Advent Thoughts
- revpdr
- Dec 6, 2024
- 2 min read

[Last Judgement, Hieronymous Bosch]
Quite a few of the customs we associate with Advent in the Anglican Church are of relatively recent coinage. The medium blue vestments, for example, that one sees so often today appeared around 1990 to differentiate the season from the violet of Lent. The Advent wreath with its candles is a 19th century German domestic custom which was adopted and adapted to church use in the mid-twentieth century. Whilst Advent Carol Services, Christingle, and other popular devotions of this kind were largely byproducts of the Liturgical Movement of fifty years ago. Even the custom of preaching on heaven and hell, death and judgement, the Four Last Things, is not that old a custom going back, in the Anglican tradition to the mid-1800s.
Looking at the Prayer Book Epistles and Gospels for the season we see the older purpose of Advent - it is a season of expectation. This is further emphasized by the word that crops up repeatedly in Advent hymns - 'come' - usually as a prayer for the advent of the Messiah, the one who in His own body reconciled God and man. It reminds us that Christianity is an incarnational religion in which the supreme fact of history is, as the Christmas Gospel proclaims, that 'the Word became flesh and dwelt among us, and we beheld his glory; glory as of the only-begotten of the Father, full of grace and truth." By his incarnation Jesus reconciled God and man, perfecting our human nature, and then offering it as the one perfect sacrifice once offered for the sins of the world. Because Christ shared our human nature, His benefits can be applied to us with forgiveness, grace, mercy, and eternal life flowing through him to those who have been baptized an believe. Our union with Him through baptism and the Holy Spirit allows us to be incorporated into His life so that we escape that subjection sin, Satan, and death that came through Adam's disobedience.

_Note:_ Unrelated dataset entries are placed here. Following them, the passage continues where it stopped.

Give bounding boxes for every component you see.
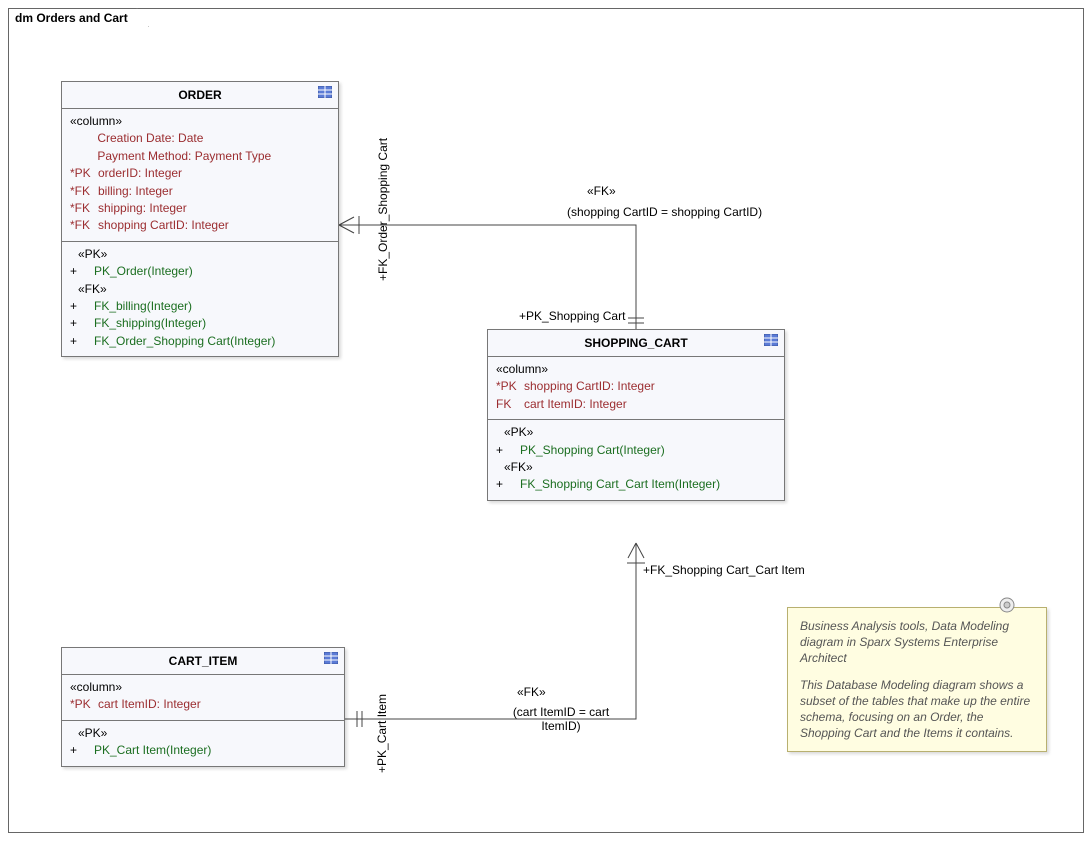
label-pk-cart-item-role: +PK_Cart Item <box>375 694 389 773</box>
label-fk-cart-item-role: +FK_Shopping Cart_Cart Item <box>643 563 805 577</box>
label-fk-order-shopping-cart-role: +FK_Order_Shopping Cart <box>376 138 390 281</box>
entity-order[interactable]: ORDER «column» Creation Date: Date Payme… <box>61 81 339 357</box>
label-fk-stereo-1: «FK» <box>587 184 616 198</box>
entity-cart-item[interactable]: CART_ITEM «column» *PKcart ItemID: Integ… <box>61 647 345 767</box>
diagram-title: dm Orders and Cart <box>15 11 128 25</box>
entity-item-ops: «PK» +PK_Cart Item(Integer) <box>62 721 344 766</box>
note-line-2: This Database Modeling diagram shows a s… <box>800 677 1034 742</box>
entity-order-header: ORDER <box>62 82 338 109</box>
note-line-1: Business Analysis tools, Data Modeling d… <box>800 618 1034 667</box>
diagram-frame: dm Orders and Cart ORDER «column» <box>8 8 1084 833</box>
table-icon <box>324 652 338 664</box>
note[interactable]: Business Analysis tools, Data Modeling d… <box>787 607 1047 752</box>
table-icon <box>764 334 778 346</box>
entity-shopping-cart[interactable]: SHOPPING_CART «column» *PKshopping CartI… <box>487 329 785 501</box>
entity-cart-columns: «column» *PKshopping CartID: Integer FKc… <box>488 357 784 420</box>
label-fk-condition-2: (cart ItemID = cart ItemID) <box>501 705 621 733</box>
entity-item-header: CART_ITEM <box>62 648 344 675</box>
entity-cart-name: SHOPPING_CART <box>584 336 687 350</box>
entity-item-name: CART_ITEM <box>169 654 238 668</box>
label-pk-shopping-cart-role: +PK_Shopping Cart <box>519 309 625 323</box>
entity-item-columns: «column» *PKcart ItemID: Integer <box>62 675 344 721</box>
entity-cart-ops: «PK» +PK_Shopping Cart(Integer) «FK» +FK… <box>488 420 784 500</box>
label-fk-condition-1: (shopping CartID = shopping CartID) <box>567 205 762 219</box>
pin-icon <box>996 596 1018 622</box>
entity-order-ops: «PK» +PK_Order(Integer) «FK» +FK_billing… <box>62 242 338 356</box>
entity-cart-header: SHOPPING_CART <box>488 330 784 357</box>
diagram-title-tab: dm Orders and Cart <box>8 8 149 27</box>
entity-order-name: ORDER <box>178 88 221 102</box>
table-icon <box>318 86 332 98</box>
entity-order-columns: «column» Creation Date: Date Payment Met… <box>62 109 338 242</box>
label-fk-stereo-2: «FK» <box>517 685 546 699</box>
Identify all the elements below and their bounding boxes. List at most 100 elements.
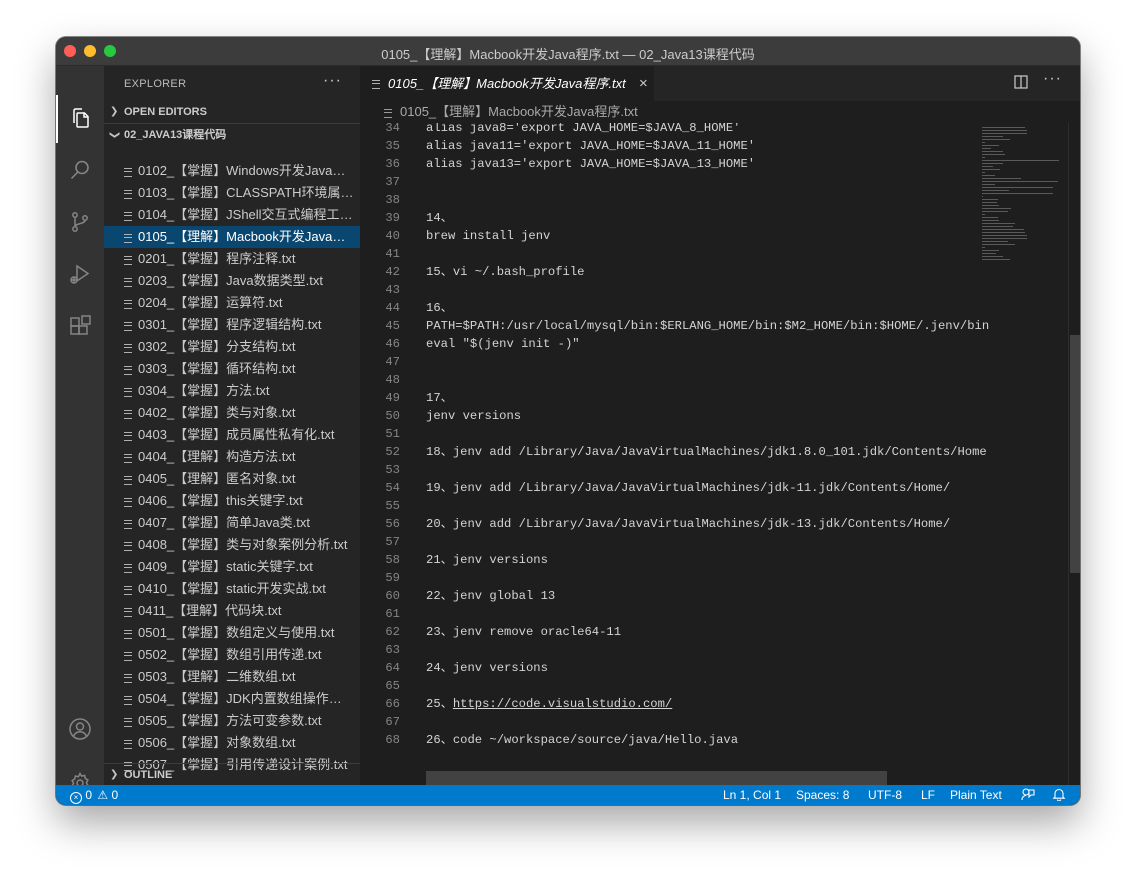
breadcrumb[interactable]: 0105_【理解】Macbook开发Java程序.txt xyxy=(360,101,1080,123)
split-editor-icon[interactable] xyxy=(1014,75,1028,89)
code-line: 68 26、code ~/workspace/source/java/Hello.… xyxy=(360,731,980,749)
code-line: 64 24、jenv versions xyxy=(360,659,980,677)
file-item[interactable]: 0304_【掌握】方法.txt xyxy=(104,380,360,402)
file-item[interactable]: 0405_【理解】匿名对象.txt xyxy=(104,468,360,490)
file-item[interactable]: 0506_【掌握】对象数组.txt xyxy=(104,732,360,754)
line-number: 43 xyxy=(385,283,400,297)
minimap[interactable] xyxy=(980,123,1068,273)
file-item[interactable]: 0102_【掌握】Windows开发Java程序.txt xyxy=(104,160,360,182)
indentation[interactable]: Spaces: 8 xyxy=(796,785,849,805)
file-item[interactable]: 0409_【掌握】static关键字.txt xyxy=(104,556,360,578)
file-item[interactable]: 0503_【理解】二维数组.txt xyxy=(104,666,360,688)
vertical-scrollbar-thumb[interactable] xyxy=(1070,335,1080,573)
status-bar: × 0 ⚠ 0 Ln 1, Col 1 Spaces: 8 UTF-8 LF P… xyxy=(56,785,1080,805)
active-view-indicator xyxy=(56,95,58,143)
open-editors-section[interactable]: ❯ OPEN EDITORS xyxy=(104,101,360,123)
line-text: 17、 xyxy=(426,389,453,407)
language-mode[interactable]: Plain Text xyxy=(950,785,1002,805)
file-item[interactable]: 0103_【掌握】CLASSPATH环境属性.txt xyxy=(104,182,360,204)
line-content: 26、code ~/workspace/source/java/Hello.ja… xyxy=(426,733,739,747)
code-line: 37 xyxy=(360,173,980,191)
horizontal-scrollbar-thumb[interactable] xyxy=(426,771,887,785)
code-line: 44 16、 xyxy=(360,299,980,317)
sidebar-more-actions-icon[interactable]: ··· xyxy=(323,72,342,90)
extensions-icon[interactable] xyxy=(68,314,92,338)
search-icon[interactable] xyxy=(68,158,92,182)
file-item[interactable]: 0302_【掌握】分支结构.txt xyxy=(104,336,360,358)
file-item[interactable]: 0303_【掌握】循环结构.txt xyxy=(104,358,360,380)
folder-section[interactable]: ❯ 02_JAVA13课程代码 xyxy=(104,123,360,145)
file-item[interactable]: 0204_【掌握】运算符.txt xyxy=(104,292,360,314)
line-number: 61 xyxy=(385,607,400,621)
file-item[interactable]: 0504_【掌握】JDK内置数组操作方法.txt xyxy=(104,688,360,710)
file-item-label: 0408_【掌握】类与对象案例分析.txt xyxy=(138,537,348,552)
problems-indicator[interactable]: × 0 ⚠ 0 xyxy=(70,785,118,805)
file-item-label: 0201_【掌握】程序注释.txt xyxy=(138,251,296,266)
file-item[interactable]: 0105_【理解】Macbook开发Java程序.txt xyxy=(104,226,360,248)
code-line: 42 15、vi ~/.bash_profile xyxy=(360,263,980,281)
file-item-label: 0203_【掌握】Java数据类型.txt xyxy=(138,273,323,288)
line-number: 59 xyxy=(385,571,400,585)
file-item[interactable]: 0502_【掌握】数组引用传递.txt xyxy=(104,644,360,666)
line-number: 38 xyxy=(385,193,400,207)
outline-section[interactable]: ❯ OUTLINE xyxy=(104,763,360,785)
file-item[interactable]: 0201_【掌握】程序注释.txt xyxy=(104,248,360,270)
warning-icon: ⚠ xyxy=(97,788,109,802)
minimap-stroke xyxy=(982,175,995,176)
end-of-line[interactable]: LF xyxy=(921,785,935,805)
text-file-icon xyxy=(124,168,132,177)
file-item[interactable]: 0410_【掌握】static开发实战.txt xyxy=(104,578,360,600)
minimap-stroke xyxy=(982,190,1009,191)
minimap-stroke xyxy=(982,193,1053,194)
line-number: 54 xyxy=(385,481,400,495)
text-file-icon xyxy=(124,278,132,287)
code-line: 50 jenv versions xyxy=(360,407,980,425)
source-control-icon[interactable] xyxy=(68,210,92,234)
text-file-icon xyxy=(124,498,132,507)
minimap-stroke xyxy=(982,238,1027,239)
minimap-stroke xyxy=(982,133,1027,134)
minimap-stroke xyxy=(982,244,1015,245)
file-item[interactable]: 0505_【掌握】方法可变参数.txt xyxy=(104,710,360,732)
run-debug-icon[interactable] xyxy=(68,262,92,286)
file-item-label: 0104_【掌握】JShell交互式编程工具.txt xyxy=(138,207,354,222)
file-item[interactable]: 0404_【理解】构造方法.txt xyxy=(104,446,360,468)
minimap-stroke xyxy=(982,127,1025,128)
account-icon[interactable] xyxy=(68,717,92,741)
line-number: 39 xyxy=(385,211,400,225)
file-item[interactable]: 0104_【掌握】JShell交互式编程工具.txt xyxy=(104,204,360,226)
code-line: 34 alias java8='export JAVA_HOME=$JAVA_8_… xyxy=(360,123,980,137)
code-link[interactable]: https://code.visualstudio.com/ xyxy=(453,697,672,711)
file-item[interactable]: 0407_【掌握】简单Java类.txt xyxy=(104,512,360,534)
text-file-icon xyxy=(124,718,132,727)
text-file-icon xyxy=(124,454,132,463)
explorer-icon[interactable] xyxy=(68,106,92,130)
line-text: alias java11='export JAVA_HOME=$JAVA_11_… xyxy=(426,137,755,155)
minimap-stroke xyxy=(982,142,985,143)
encoding[interactable]: UTF-8 xyxy=(868,785,902,805)
code-line: 36 alias java13='export JAVA_HOME=$JAVA_1… xyxy=(360,155,980,173)
line-content: 17、 xyxy=(426,391,453,405)
notifications-bell-icon[interactable] xyxy=(1052,785,1066,805)
file-item[interactable]: 0411_【理解】代码块.txt xyxy=(104,600,360,622)
feedback-icon[interactable] xyxy=(1021,785,1035,805)
tab-close-icon[interactable]: × xyxy=(639,66,648,101)
line-number: 64 xyxy=(385,661,400,675)
file-item[interactable]: 0501_【掌握】数组定义与使用.txt xyxy=(104,622,360,644)
file-item[interactable]: 0403_【掌握】成员属性私有化.txt xyxy=(104,424,360,446)
file-item[interactable]: 0203_【掌握】Java数据类型.txt xyxy=(104,270,360,292)
line-content: 25、 xyxy=(426,697,453,711)
vertical-scrollbar[interactable] xyxy=(1068,123,1080,785)
editor-tab[interactable]: 0105_【理解】Macbook开发Java程序.txt × xyxy=(360,66,654,101)
file-item[interactable]: 0408_【掌握】类与对象案例分析.txt xyxy=(104,534,360,556)
title-bar: 0105_【理解】Macbook开发Java程序.txt — 02_Java13… xyxy=(56,37,1080,66)
file-item[interactable]: 0301_【掌握】程序逻辑结构.txt xyxy=(104,314,360,336)
file-item[interactable]: 0406_【掌握】this关键字.txt xyxy=(104,490,360,512)
breadcrumb-file[interactable]: 0105_【理解】Macbook开发Java程序.txt xyxy=(400,101,638,123)
code-line: 55 xyxy=(360,497,980,515)
more-actions-icon[interactable]: ··· xyxy=(1043,70,1062,88)
warning-count: 0 xyxy=(111,788,119,802)
file-item[interactable]: 0402_【掌握】类与对象.txt xyxy=(104,402,360,424)
code-editor[interactable]: 34 alias java8='export JAVA_HOME=$JAVA_8_… xyxy=(360,123,1080,785)
cursor-position[interactable]: Ln 1, Col 1 xyxy=(723,785,781,805)
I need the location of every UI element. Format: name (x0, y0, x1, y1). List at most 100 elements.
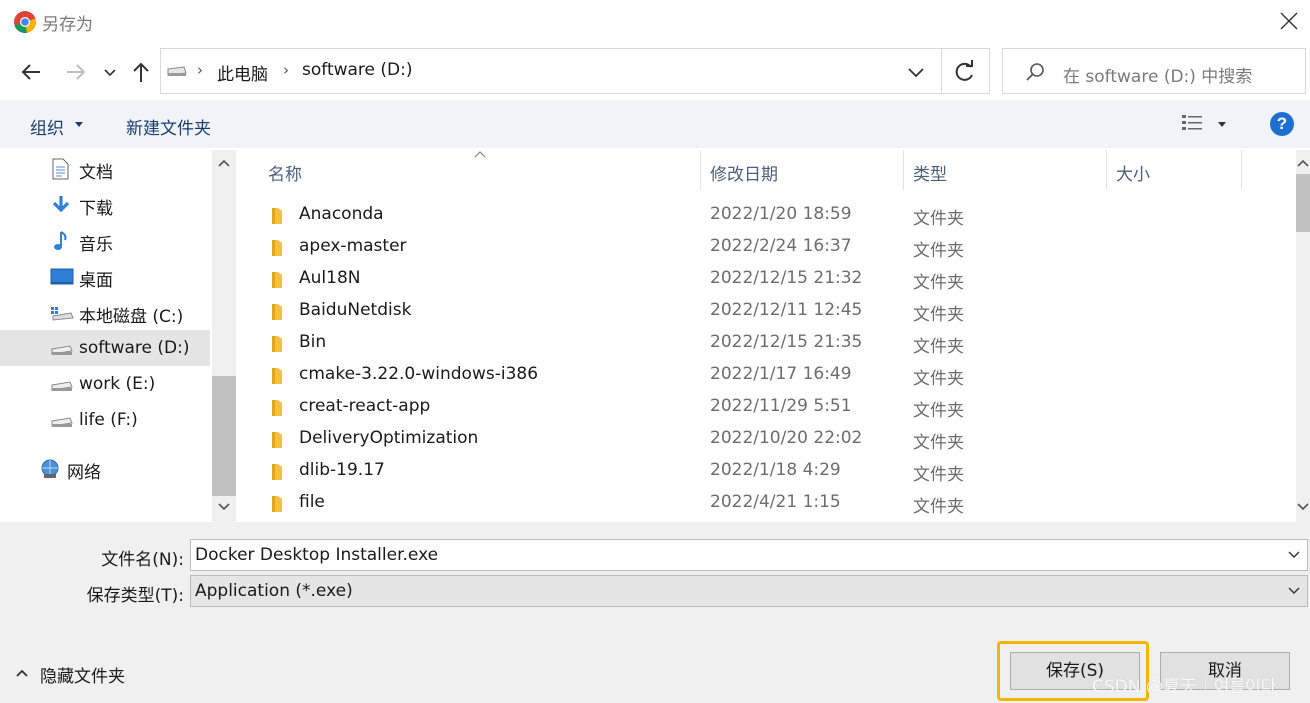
desktop-icon (50, 268, 74, 285)
column-header-date[interactable]: 修改日期 (710, 160, 778, 185)
file-row[interactable]: dlib-19.17 2022/1/18 4:29 文件夹 (238, 455, 1296, 487)
file-type: 文件夹 (913, 497, 964, 517)
file-type: 文件夹 (913, 241, 964, 261)
nav-scrollbar[interactable] (212, 150, 236, 522)
chevron-up-icon (16, 669, 28, 677)
refresh-icon (955, 60, 973, 81)
file-row[interactable]: Anaconda 2022/1/20 18:59 文件夹 (238, 199, 1296, 231)
filetype-value: Application (*.exe) (195, 581, 353, 601)
file-name: DeliveryOptimization (299, 428, 479, 448)
up-button[interactable] (126, 57, 156, 87)
breadcrumb-this-pc[interactable]: 此电脑 (217, 60, 268, 85)
back-button[interactable] (16, 57, 46, 87)
address-bar[interactable]: › 此电脑 › software (D:) (160, 48, 990, 94)
nav-item-music[interactable]: 音乐 (0, 222, 210, 258)
nav-item-drive-d[interactable]: software (D:) (0, 330, 210, 366)
file-type: 文件夹 (913, 337, 964, 357)
view-options-button[interactable] (1180, 112, 1236, 136)
file-date: 2022/11/29 5:51 (710, 396, 852, 416)
hide-folders-label: 隐藏文件夹 (40, 667, 125, 687)
file-row[interactable]: Aul18N 2022/12/15 21:32 文件夹 (238, 263, 1296, 295)
file-type: 文件夹 (913, 305, 964, 325)
nav-item-label: 下载 (79, 199, 113, 219)
nav-item-label: 文档 (79, 163, 113, 183)
details-view-icon (1182, 115, 1226, 130)
column-divider (1241, 150, 1242, 190)
close-button[interactable] (1276, 8, 1302, 34)
breadcrumb-drive-d[interactable]: software (D:) (302, 60, 413, 80)
file-row[interactable]: cmake-3.22.0-windows-i386 2022/1/17 16:4… (238, 359, 1296, 391)
file-row[interactable]: BaiduNetdisk 2022/12/11 12:45 文件夹 (238, 295, 1296, 327)
drive-icon (51, 345, 73, 355)
nav-item-network[interactable]: 网络 (0, 450, 210, 486)
recent-locations-button[interactable] (100, 62, 120, 82)
file-list-scrollbar-thumb[interactable] (1296, 174, 1310, 232)
file-type: 文件夹 (913, 465, 964, 485)
nav-item-documents[interactable]: 文档 (0, 150, 210, 186)
folder-icon (272, 400, 282, 416)
file-name: dlib-19.17 (299, 460, 385, 480)
nav-scrollbar-thumb[interactable] (212, 376, 236, 496)
forward-button[interactable] (61, 57, 91, 87)
nav-item-label: work (E:) (79, 374, 156, 394)
organize-button[interactable]: 组织 (30, 114, 64, 139)
file-type: 文件夹 (913, 209, 964, 229)
nav-item-label: 音乐 (79, 235, 113, 255)
nav-item-label: life (F:) (79, 410, 138, 430)
column-divider (1106, 150, 1107, 190)
file-list-scrollbar[interactable] (1296, 150, 1310, 522)
file-type: 文件夹 (913, 433, 964, 453)
file-date: 2022/10/20 22:02 (710, 428, 863, 448)
nav-item-desktop[interactable]: 桌面 (0, 258, 210, 294)
window-title: 另存为 (42, 15, 93, 35)
address-dropdown-button[interactable] (901, 60, 931, 84)
refresh-button[interactable] (949, 57, 981, 87)
file-row[interactable]: file 2022/4/21 1:15 文件夹 (238, 487, 1296, 519)
file-row[interactable]: Bin 2022/12/15 21:35 文件夹 (238, 327, 1296, 359)
file-type: 文件夹 (913, 273, 964, 293)
title-bar: 另存为 (0, 0, 1310, 44)
file-type: 文件夹 (913, 369, 964, 389)
filename-input[interactable]: Docker Desktop Installer.exe (190, 539, 1308, 571)
navigation-pane: 文档 下载 音乐 桌面 本地磁盘 (C:) software (D:) work… (0, 150, 236, 522)
folder-icon (272, 368, 282, 384)
nav-item-downloads[interactable]: 下载 (0, 186, 210, 222)
filetype-select[interactable]: Application (*.exe) (190, 575, 1308, 607)
column-header-name[interactable]: 名称 (268, 160, 302, 185)
column-header-size[interactable]: 大小 (1116, 160, 1150, 185)
folder-icon (272, 304, 282, 320)
file-row[interactable]: apex-master 2022/2/24 16:37 文件夹 (238, 231, 1296, 263)
drive-icon (51, 417, 73, 427)
help-button[interactable]: ? (1270, 112, 1294, 136)
folder-icon (272, 336, 282, 352)
nav-item-drive-c[interactable]: 本地磁盘 (C:) (0, 294, 210, 330)
nav-item-label: software (D:) (79, 338, 190, 358)
file-type: 文件夹 (913, 401, 964, 421)
file-row[interactable]: DeliveryOptimization 2022/10/20 22:02 文件… (238, 423, 1296, 455)
download-icon (52, 196, 70, 213)
scroll-down-icon (218, 503, 230, 511)
caret-down-icon (75, 122, 83, 127)
music-icon (54, 231, 67, 250)
file-name: Anaconda (299, 204, 384, 224)
file-row[interactable]: creat-react-app 2022/11/29 5:51 文件夹 (238, 391, 1296, 423)
chevron-down-icon[interactable] (1287, 548, 1301, 562)
file-name: cmake-3.22.0-windows-i386 (299, 364, 539, 384)
file-date: 2022/2/24 16:37 (710, 236, 852, 256)
new-folder-button[interactable]: 新建文件夹 (126, 114, 211, 139)
search-placeholder: 在 software (D:) 中搜索 (1063, 67, 1253, 87)
folder-icon (272, 496, 282, 512)
file-date: 2022/4/21 1:15 (710, 492, 841, 512)
file-name: apex-master (299, 236, 407, 256)
chrome-icon (14, 11, 37, 33)
search-box[interactable]: 在 software (D:) 中搜索 (1002, 48, 1306, 94)
network-icon (41, 459, 59, 478)
drive-icon (167, 66, 187, 76)
column-header-type[interactable]: 类型 (913, 160, 947, 185)
nav-item-drive-f[interactable]: life (F:) (0, 402, 210, 438)
nav-item-drive-e[interactable]: work (E:) (0, 366, 210, 402)
document-icon (52, 158, 69, 180)
file-date: 2022/12/11 12:45 (710, 300, 863, 320)
scroll-down-icon (1297, 503, 1309, 511)
arrow-left-icon (21, 64, 40, 80)
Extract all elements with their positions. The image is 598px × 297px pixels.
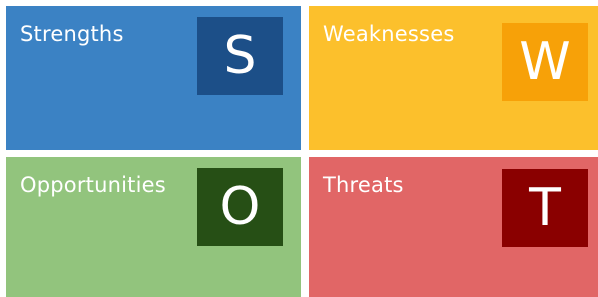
opportunities-title: Opportunities [20,173,166,197]
weaknesses-quadrant: Weaknesses W [309,6,598,150]
weaknesses-letter-box: W [502,23,588,101]
opportunities-letter-box: O [197,168,283,246]
opportunities-quadrant: Opportunities O [6,157,301,297]
threats-quadrant: Threats T [309,157,598,297]
threats-title: Threats [323,173,404,197]
strengths-title: Strengths [20,22,124,46]
strengths-letter-box: S [197,17,283,95]
strengths-quadrant: Strengths S [6,6,301,150]
threats-letter-box: T [502,169,588,247]
weaknesses-title: Weaknesses [323,22,455,46]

As we go through Advent we hear about both the expectation that surrounded His first coming, and look forward to His second coming in which the Kingdom of God will be revealed to all people. We used to be taught to fear the judgement that Christ's return will bring on the living and dead, but if one has been baptized and truly believes, then His return is nothing to fear, because we have already been accept through Him.